Monday, December 21, 2009

More Loftin trial balloons floated

The Eagle reports:
"Get two or more faculty together, and they're going to talk about the administration," said Slack, who admittedly has done a lot of the complaining in the past. "But the general feeling was people were positive about [Texas A&M Interim President R. Bowen] Loftin."

He continued: "He's taken a big bathtub splashing back and forth and just calmed it. He had the right personality and demeanor to keep the [A&M] System officials from the necks of the faculty and the faculty from the necks of the System officials."
Some at the CPI might disagree with the part about keeping System officials from the necks of the faculty. However, Vision 1920's faculty contacts have nothing but praise for President Loftin. The most common refrain: it could be a lot worse.

That's the standard around here these days.

Sunday, December 20, 2009

Will Loftin lose the interim tag?

The Eagle updates the search news:
Texas A&M Interim President R. Bowen Loftin appears to be one of about four candidates still in the running for the university's presidency.

"As far as I can tell, I am still being considered," Loftin said during an interview in his office Thursday. "I can't tell you anything more than that."

The advisory committee is expected to forward three or four names to the Board of Regents, the Texas A&M System's nine-member governing authority, at the regents meeting scheduled for Jan. 22, Box said.

Aggies won't know who the new president is until regents decide on a sole finalist. The search is in an "opaque" period in which secrecy is key to protecting the reputations of the candidates, said Box, who also is a regent and a former campaign treasurer for Gov. Rick Perry.
Vision 1920 wonders whether we have ever been in a nonopaque period for this search. However, Regent Box's concern about the reputations of the candidates is valid. Who would want to risk being known as the kind of quisling who would be willing to work here, unless they were assured of the payoff of a contract?

Monday, December 7, 2009

Search an academic exercise?

The same piece in the Eagle updates the status of the Presidential search
Richard Box, chair of the search committee looking for Texas A&M's next president, said that the process is on schedule and he plans to forward three or four names to regents next month.

Box, who also is a regent, said there were now fewer than eight candidates but declined to give a more precise number, saying the number would fluctuate. The remaining candidates all are from academia, he said.

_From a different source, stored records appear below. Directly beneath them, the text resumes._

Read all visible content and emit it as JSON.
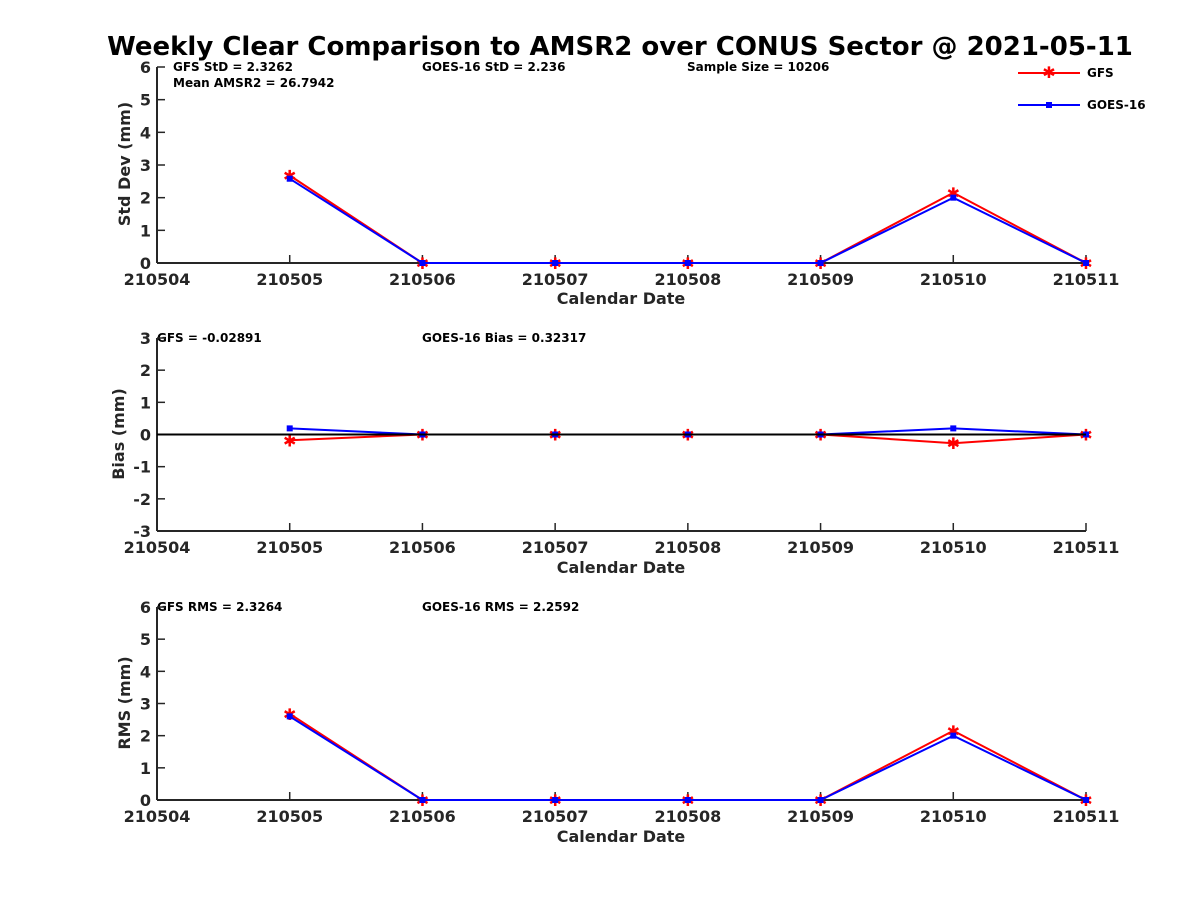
{
  "title": "Weekly Clear Comparison to AMSR2 over CONUS Sector @ 2021-05-11",
  "legend": [
    {
      "name": "GFS",
      "color": "#ff0000",
      "marker": "asterisk"
    },
    {
      "name": "GOES-16",
      "color": "#0000ff",
      "marker": "square"
    }
  ],
  "chart_data": [
    {
      "type": "line",
      "categories": [
        "210504",
        "210505",
        "210506",
        "210507",
        "210508",
        "210509",
        "210510",
        "210511"
      ],
      "xlabel": "Calendar Date",
      "ylabel": "Std Dev (mm)",
      "ylim": [
        0,
        6
      ],
      "yticks": [
        "0",
        "1",
        "2",
        "3",
        "4",
        "5",
        "6"
      ],
      "annotations": [
        "GFS StD = 2.3262",
        "Mean AMSR2 = 26.7942",
        "GOES-16 StD = 2.236",
        "Sample Size = 10206"
      ],
      "series": [
        {
          "name": "GFS",
          "color": "#ff0000",
          "values": [
            null,
            2.68,
            0,
            0,
            0,
            0,
            2.15,
            0
          ]
        },
        {
          "name": "GOES-16",
          "color": "#0000ff",
          "values": [
            null,
            2.58,
            0,
            0,
            0,
            0,
            2.0,
            0
          ]
        }
      ]
    },
    {
      "type": "line",
      "categories": [
        "210504",
        "210505",
        "210506",
        "210507",
        "210508",
        "210509",
        "210510",
        "210511"
      ],
      "xlabel": "Calendar Date",
      "ylabel": "Bias (mm)",
      "ylim": [
        -3,
        3
      ],
      "yticks": [
        "-3",
        "-2",
        "-1",
        "0",
        "1",
        "2",
        "3"
      ],
      "zero_line": true,
      "annotations": [
        "GFS = -0.02891",
        "GOES-16 Bias  = 0.32317"
      ],
      "series": [
        {
          "name": "GFS",
          "color": "#ff0000",
          "values": [
            null,
            -0.18,
            0,
            0,
            0,
            0,
            -0.27,
            0
          ]
        },
        {
          "name": "GOES-16",
          "color": "#0000ff",
          "values": [
            null,
            0.19,
            0,
            0,
            0,
            0,
            0.19,
            0
          ]
        }
      ]
    },
    {
      "type": "line",
      "categories": [
        "210504",
        "210505",
        "210506",
        "210507",
        "210508",
        "210509",
        "210510",
        "210511"
      ],
      "xlabel": "Calendar Date",
      "ylabel": "RMS (mm)",
      "ylim": [
        0,
        6
      ],
      "yticks": [
        "0",
        "1",
        "2",
        "3",
        "4",
        "5",
        "6"
      ],
      "annotations": [
        "GFS RMS = 2.3264",
        "GOES-16 RMS = 2.2592"
      ],
      "series": [
        {
          "name": "GFS",
          "color": "#ff0000",
          "values": [
            null,
            2.68,
            0,
            0,
            0,
            0,
            2.15,
            0
          ]
        },
        {
          "name": "GOES-16",
          "color": "#0000ff",
          "values": [
            null,
            2.6,
            0,
            0,
            0,
            0,
            2.0,
            0
          ]
        }
      ]
    }
  ]
}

"We're in a period that I call the opaque period -- we can't be very transparent in what we do. Confidentiality is of major importance," said Box, who asked each member of his 16-person committee to sign an agreement stating they won't reveal candidate names.

Fluctuate is not the adjective Vision 1920 would normally associate with narrowing the field. But it covers the possibility of adding new candidates, given that the remaining ones don't include the nonacademics mentioned in earlier releases.

Vision 1920 points out to members of the search committee that they would not be violating a promise to not reveal candidate names by leaving information about their current positions in the comments.

Getting what you pay for

The Eagle describes how our Chancellor is trying to keep A&M cheap.
Texas A&M has been instructed to plan for how it would deal with no increase in tuition next year, Chancellor Mike McKinney said during a Board of Regents meeting Thursday.

McKinney wrote in a letter last month to Texas A&M Interim President R. Bowen Loftin and other leaders in the 11-university A&M System that any tuition increase recommendation should be between zero and 3.95 percent.

Vision 1920 expects that we will need to hire several new administrators to keep the tuition increase recommendations within these limits.